Once I put the whole many-layered costume on, my body falls into place. My shoulders hunch forward, my chin juts forward, my pelvic area goes forward. So instead of my normal Rebecca lady-stance and lady-walk, I have this angst-y, sullen, broody dude inside of me that just comes out.

Rebecca Naomi Jones

You're the first black woman to play Yitzhak in a major production. Does your identity change the character, and if so, how?
Absolutely. A lot of the verbally abusive stuff that Hedwig slings at Yitzhak has become, for lack of a better word—or perhaps it's the best word to use—darker. It feels close to home in this sad but appropriate way.

Especially the version of the show John Cameron Mitchell was doing. Already, when Lena Hall was doing the role, there was a whole section where he would say "you're like a self-hating helper monkey." And, you know, the word monkey has been used toward black people in racially-charged, abusive ways for years. There was also one point I was chewing some gum and John's Hedwig would take the gum out of my mouth and chew it himself, and say "Mmm, watermelon." It's stuff that wasn't even on purpose, but when it came out, because I'm black, it had this extra dark layer to it.

With Darren [Criss, who is currently playing Hedwig], it's less dark but it's still there. As a brown person in America—well, and everywhere—you feel your brownness and your blackness even when other people don't realize they're being offensive or hurtful. It's something you feel all the time. It's lending itself to this role.

Were you familiar with the show before? How do you think its reception is different this time around?
I never got to see the show at Jane Street, but I was in love with the movie and I watched it many, many times. So doing this has been pretty exciting. It's interesting now to have Darren Criss be a part of the show, because he brings this audience who loved him on Glee. So I'm seeing all these eyes-wide-open people at the stage door, which is great.

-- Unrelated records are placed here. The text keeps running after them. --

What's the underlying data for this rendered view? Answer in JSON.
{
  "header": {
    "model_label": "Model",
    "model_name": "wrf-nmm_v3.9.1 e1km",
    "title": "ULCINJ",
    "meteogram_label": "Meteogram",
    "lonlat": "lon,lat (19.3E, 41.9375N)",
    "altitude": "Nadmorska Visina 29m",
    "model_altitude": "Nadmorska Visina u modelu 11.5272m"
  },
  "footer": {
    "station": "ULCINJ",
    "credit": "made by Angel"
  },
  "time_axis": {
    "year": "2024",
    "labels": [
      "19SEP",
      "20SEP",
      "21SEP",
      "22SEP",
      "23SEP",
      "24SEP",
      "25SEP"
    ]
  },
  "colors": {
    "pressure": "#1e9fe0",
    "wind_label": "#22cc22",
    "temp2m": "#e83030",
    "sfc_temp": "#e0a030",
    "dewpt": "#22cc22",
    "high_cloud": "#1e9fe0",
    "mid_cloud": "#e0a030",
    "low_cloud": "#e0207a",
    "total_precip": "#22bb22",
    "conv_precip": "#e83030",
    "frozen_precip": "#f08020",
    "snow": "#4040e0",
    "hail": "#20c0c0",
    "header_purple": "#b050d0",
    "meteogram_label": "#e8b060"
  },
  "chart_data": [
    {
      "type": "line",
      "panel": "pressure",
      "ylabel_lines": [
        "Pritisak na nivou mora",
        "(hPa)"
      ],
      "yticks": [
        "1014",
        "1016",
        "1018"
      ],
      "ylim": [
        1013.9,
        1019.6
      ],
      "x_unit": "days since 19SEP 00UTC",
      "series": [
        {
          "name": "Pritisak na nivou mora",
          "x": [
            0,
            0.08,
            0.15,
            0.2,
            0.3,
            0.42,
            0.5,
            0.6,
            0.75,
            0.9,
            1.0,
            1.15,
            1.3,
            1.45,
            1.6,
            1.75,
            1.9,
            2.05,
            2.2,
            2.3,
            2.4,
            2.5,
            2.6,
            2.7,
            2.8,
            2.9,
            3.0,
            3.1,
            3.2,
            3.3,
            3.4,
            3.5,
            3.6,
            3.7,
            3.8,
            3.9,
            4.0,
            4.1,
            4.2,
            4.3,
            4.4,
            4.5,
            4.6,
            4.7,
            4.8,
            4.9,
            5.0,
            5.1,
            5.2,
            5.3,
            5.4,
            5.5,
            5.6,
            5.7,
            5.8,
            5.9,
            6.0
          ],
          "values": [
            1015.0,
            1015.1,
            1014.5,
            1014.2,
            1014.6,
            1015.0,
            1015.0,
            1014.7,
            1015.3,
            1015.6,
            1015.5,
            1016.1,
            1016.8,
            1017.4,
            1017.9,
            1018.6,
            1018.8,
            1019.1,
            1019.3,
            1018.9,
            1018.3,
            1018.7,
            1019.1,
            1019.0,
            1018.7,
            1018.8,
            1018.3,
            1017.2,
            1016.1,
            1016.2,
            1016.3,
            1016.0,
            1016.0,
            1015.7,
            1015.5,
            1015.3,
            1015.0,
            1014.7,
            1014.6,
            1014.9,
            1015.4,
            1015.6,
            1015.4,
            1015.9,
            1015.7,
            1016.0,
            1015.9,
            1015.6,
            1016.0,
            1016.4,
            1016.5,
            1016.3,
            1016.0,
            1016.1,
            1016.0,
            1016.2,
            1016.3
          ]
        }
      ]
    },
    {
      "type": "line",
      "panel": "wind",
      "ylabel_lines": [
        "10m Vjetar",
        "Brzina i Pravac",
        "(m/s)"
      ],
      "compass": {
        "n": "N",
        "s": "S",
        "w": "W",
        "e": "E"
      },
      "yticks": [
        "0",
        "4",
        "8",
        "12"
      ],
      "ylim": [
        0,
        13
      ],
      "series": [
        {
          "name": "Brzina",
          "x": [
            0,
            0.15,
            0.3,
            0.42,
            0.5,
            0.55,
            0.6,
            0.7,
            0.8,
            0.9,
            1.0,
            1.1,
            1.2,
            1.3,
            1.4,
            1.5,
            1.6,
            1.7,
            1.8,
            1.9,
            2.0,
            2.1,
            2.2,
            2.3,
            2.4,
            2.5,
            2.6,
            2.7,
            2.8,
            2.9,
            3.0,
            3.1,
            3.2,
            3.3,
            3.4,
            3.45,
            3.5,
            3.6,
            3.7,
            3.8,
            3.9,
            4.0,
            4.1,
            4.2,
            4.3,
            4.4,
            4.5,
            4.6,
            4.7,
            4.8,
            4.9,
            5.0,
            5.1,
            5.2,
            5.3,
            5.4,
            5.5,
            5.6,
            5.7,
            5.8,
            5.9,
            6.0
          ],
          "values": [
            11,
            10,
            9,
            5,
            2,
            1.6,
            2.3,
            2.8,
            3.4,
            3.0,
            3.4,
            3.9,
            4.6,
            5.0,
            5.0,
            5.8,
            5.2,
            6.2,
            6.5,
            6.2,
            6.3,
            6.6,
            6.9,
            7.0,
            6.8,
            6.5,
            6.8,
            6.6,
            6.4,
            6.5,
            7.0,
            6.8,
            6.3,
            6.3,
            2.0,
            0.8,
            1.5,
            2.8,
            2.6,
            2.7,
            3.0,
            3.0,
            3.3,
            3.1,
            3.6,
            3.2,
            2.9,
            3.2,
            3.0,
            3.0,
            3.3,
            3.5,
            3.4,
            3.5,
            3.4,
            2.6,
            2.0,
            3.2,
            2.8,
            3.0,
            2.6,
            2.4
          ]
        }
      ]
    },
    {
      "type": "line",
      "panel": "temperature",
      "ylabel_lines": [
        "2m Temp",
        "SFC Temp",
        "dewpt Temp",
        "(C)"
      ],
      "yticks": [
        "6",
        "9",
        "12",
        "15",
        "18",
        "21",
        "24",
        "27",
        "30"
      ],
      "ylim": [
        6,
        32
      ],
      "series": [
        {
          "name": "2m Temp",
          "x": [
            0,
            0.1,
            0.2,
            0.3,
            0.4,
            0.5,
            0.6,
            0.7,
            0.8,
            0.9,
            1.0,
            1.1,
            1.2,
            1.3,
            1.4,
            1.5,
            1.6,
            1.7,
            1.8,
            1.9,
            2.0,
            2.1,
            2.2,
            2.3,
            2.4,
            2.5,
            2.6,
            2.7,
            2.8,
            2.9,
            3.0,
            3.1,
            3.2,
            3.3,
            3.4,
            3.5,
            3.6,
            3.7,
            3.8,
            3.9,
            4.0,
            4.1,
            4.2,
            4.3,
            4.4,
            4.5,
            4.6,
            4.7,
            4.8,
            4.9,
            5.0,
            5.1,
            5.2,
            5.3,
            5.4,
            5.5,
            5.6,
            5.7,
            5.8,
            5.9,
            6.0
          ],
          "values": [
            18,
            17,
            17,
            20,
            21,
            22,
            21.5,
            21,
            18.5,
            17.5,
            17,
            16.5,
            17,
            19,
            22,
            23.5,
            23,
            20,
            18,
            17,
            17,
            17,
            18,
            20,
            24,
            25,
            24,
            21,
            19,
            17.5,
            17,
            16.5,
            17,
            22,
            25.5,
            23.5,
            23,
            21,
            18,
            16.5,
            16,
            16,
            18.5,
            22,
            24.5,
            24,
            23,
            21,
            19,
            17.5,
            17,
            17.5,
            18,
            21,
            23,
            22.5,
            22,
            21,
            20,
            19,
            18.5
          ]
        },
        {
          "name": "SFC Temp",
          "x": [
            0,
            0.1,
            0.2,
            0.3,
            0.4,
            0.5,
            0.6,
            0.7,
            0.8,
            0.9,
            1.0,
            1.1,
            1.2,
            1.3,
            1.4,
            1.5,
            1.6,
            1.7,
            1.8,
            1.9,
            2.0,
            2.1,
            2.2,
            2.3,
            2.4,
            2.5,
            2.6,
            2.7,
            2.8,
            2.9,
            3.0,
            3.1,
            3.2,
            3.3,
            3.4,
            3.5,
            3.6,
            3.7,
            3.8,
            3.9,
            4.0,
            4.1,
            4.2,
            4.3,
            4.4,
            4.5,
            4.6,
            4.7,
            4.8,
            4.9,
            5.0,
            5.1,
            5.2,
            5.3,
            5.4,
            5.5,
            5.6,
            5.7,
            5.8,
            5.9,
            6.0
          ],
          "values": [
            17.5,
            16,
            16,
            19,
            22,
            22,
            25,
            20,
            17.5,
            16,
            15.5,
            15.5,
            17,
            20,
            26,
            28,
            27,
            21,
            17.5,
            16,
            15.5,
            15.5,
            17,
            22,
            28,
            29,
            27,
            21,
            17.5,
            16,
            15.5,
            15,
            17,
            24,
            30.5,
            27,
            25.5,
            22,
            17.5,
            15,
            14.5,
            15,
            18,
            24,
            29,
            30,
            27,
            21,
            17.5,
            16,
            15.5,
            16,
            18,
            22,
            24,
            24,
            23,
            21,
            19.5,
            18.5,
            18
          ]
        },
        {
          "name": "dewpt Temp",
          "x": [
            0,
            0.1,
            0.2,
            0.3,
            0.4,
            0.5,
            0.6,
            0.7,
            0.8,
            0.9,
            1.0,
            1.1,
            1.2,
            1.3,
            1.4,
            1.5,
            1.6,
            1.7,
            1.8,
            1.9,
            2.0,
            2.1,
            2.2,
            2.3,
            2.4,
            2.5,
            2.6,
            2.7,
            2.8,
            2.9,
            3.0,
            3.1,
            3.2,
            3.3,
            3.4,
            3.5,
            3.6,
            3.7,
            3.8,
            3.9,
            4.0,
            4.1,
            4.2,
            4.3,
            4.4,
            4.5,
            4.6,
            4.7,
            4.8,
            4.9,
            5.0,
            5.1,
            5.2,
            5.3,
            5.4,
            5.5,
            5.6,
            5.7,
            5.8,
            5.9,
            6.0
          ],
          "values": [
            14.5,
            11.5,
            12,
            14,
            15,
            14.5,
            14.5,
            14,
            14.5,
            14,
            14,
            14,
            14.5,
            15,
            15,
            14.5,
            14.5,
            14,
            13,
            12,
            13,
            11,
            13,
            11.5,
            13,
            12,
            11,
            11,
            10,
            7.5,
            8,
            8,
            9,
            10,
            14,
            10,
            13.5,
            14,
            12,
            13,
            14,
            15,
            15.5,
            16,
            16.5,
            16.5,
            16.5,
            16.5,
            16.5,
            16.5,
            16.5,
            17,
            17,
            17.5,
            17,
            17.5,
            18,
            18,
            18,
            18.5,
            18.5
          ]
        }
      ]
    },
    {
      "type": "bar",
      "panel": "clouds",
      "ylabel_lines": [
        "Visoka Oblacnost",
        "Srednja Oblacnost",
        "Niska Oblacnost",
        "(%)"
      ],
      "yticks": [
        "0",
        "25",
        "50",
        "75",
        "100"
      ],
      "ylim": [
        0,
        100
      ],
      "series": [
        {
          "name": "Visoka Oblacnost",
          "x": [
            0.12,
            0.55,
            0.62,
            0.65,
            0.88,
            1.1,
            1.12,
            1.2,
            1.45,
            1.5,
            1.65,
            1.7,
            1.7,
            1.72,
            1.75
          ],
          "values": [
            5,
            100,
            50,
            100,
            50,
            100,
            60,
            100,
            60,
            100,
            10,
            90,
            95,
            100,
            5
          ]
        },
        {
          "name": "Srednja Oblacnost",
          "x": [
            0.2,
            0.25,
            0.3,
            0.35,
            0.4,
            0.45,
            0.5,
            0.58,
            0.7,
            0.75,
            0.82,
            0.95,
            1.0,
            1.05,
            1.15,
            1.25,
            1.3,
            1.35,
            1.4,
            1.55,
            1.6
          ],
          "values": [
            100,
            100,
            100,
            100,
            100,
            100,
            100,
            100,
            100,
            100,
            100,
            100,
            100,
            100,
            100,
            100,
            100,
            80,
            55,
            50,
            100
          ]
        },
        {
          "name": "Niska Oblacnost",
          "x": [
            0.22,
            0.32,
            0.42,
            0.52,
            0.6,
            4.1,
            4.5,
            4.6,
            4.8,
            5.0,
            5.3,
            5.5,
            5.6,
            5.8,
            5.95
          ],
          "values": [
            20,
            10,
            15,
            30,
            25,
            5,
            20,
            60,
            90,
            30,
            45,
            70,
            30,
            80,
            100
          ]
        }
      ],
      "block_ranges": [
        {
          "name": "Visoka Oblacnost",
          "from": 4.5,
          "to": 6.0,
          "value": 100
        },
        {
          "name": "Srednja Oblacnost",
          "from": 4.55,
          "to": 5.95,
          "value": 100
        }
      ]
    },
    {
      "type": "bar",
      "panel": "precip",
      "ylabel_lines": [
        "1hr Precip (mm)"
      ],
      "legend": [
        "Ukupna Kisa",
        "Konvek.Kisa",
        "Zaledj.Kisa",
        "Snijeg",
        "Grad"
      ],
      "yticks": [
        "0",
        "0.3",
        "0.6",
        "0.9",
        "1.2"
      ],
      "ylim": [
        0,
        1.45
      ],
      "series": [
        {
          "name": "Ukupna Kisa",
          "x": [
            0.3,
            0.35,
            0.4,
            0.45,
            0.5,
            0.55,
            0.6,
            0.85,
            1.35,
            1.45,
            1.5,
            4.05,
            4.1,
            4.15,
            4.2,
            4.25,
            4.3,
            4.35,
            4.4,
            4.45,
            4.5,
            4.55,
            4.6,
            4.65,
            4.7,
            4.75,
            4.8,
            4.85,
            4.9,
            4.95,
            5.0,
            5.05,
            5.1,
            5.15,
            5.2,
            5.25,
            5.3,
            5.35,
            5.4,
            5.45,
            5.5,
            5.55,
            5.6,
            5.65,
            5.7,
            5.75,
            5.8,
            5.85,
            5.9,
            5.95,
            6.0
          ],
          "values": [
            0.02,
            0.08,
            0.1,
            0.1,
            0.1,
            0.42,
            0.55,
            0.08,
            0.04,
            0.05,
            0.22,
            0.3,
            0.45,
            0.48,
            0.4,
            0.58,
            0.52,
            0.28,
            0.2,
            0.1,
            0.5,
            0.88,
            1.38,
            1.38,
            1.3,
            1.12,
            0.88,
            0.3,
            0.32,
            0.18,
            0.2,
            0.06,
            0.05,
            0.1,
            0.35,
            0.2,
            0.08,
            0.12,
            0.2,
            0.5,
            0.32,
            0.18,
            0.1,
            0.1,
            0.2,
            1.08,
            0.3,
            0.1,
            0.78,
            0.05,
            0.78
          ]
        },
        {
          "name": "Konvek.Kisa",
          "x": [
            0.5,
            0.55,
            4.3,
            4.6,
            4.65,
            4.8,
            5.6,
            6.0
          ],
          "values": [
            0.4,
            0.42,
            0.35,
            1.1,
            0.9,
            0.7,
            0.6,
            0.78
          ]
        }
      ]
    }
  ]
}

But it's just really cool that they found a way to make this dark, witty, biting piece of theater about a transgender person with a botched sex change a big hit on Broadway. It's making an impact on young people and people in general who have never seen it before, which says a lot about the show as a piece about self-acceptance, redemption, addiction, abuse, and how we can come to terms with our complicated identities and embrace the freak within us!